この皮袋形須恵器は、さきたま史跡の博物館が埼玉古墳群の保存・活用を目的に2021年度から進めている愛宕山古墳の発掘調査で出土したものです。2024年度の発掘調査で見つかった遺物を整理・復元した結果、埼玉県内で初めて確認された皮袋形須恵器であることが判明しました。

愛宕山古墳の皮袋形須恵器復元図(プレスリリース画像より)
今回の発見は、埼玉県内初の確認例というだけでなく、古墳からの確実な出土例としては関東地方で初めてとなる貴重な発見です。また、埼玉古墳群と西日本諸地域との交流を示す資料としても注目されています。

愛宕山古墳の皮袋形須恵器の正面(プレスリリース画像より)
皮袋形須恵器は、朝鮮半島から伝わった技術で作られた須恵器の一種で、革製の巾着袋のような形を表現した珍しい焼き物です。革の縫い目やひもまで粘土で表現されているのが特徴で、液体を入れる貯蔵用の器だったと考えられています。

愛宕山古墳の皮袋形須恵器の側面(プレスリリース画像より)
愛宕山古墳で見つかった皮袋形須恵器は右半分のみの出土ですが、復元すると高さ約30cm、幅約23cmほどの大きさになります。表面にはC字形のスタンプ文様が施されており、岡山県津山市の古墳から出土した皮袋形須恵器とよく似た特徴を持っているそうです。

桑山南4号墳の皮袋形須恵器(プレスリリース画像より)
企画展「令和8年度埼玉の考古おひろめ展―地中からのメッセージ―」の会期は7月11日(土)から8月30日(日)まで。開館時間は9時から17時(入館受付は16時30分まで)で、休館日は月曜日です。入館料は一般200円、高校生・学生100円、中学生以下と障害者手帳をお持ちの方(付添1名を含む)は無料です。

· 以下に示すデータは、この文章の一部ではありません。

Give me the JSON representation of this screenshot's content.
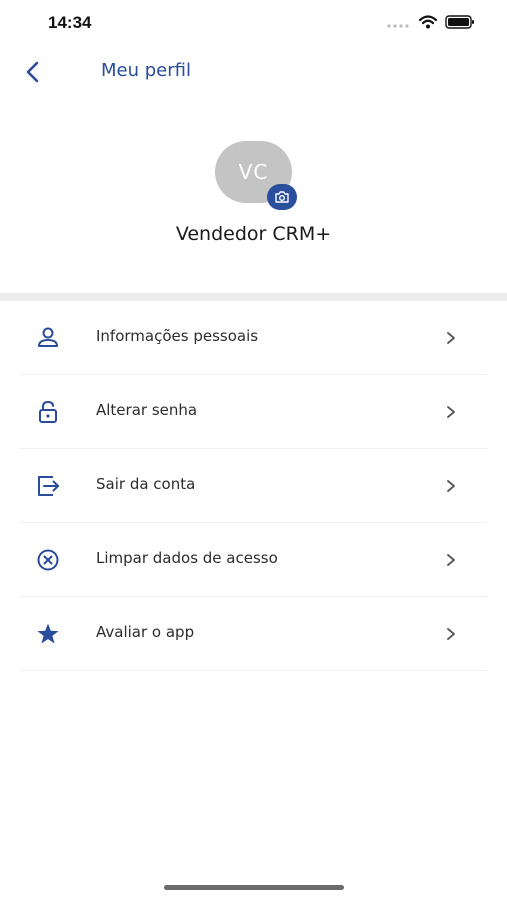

今回の企画展は埼玉県内で初めて確認された貴重な考古資料を実際に見られる貴重な機会です。歴史や考古学に興味がある方はもちろん、埼玉古墳群を訪れたことがある方にとっても、見どころの多い展示となりそうです。夏休みのお出かけ先の一つとして、ぜひ足を運んでみてはいかがでしょうか。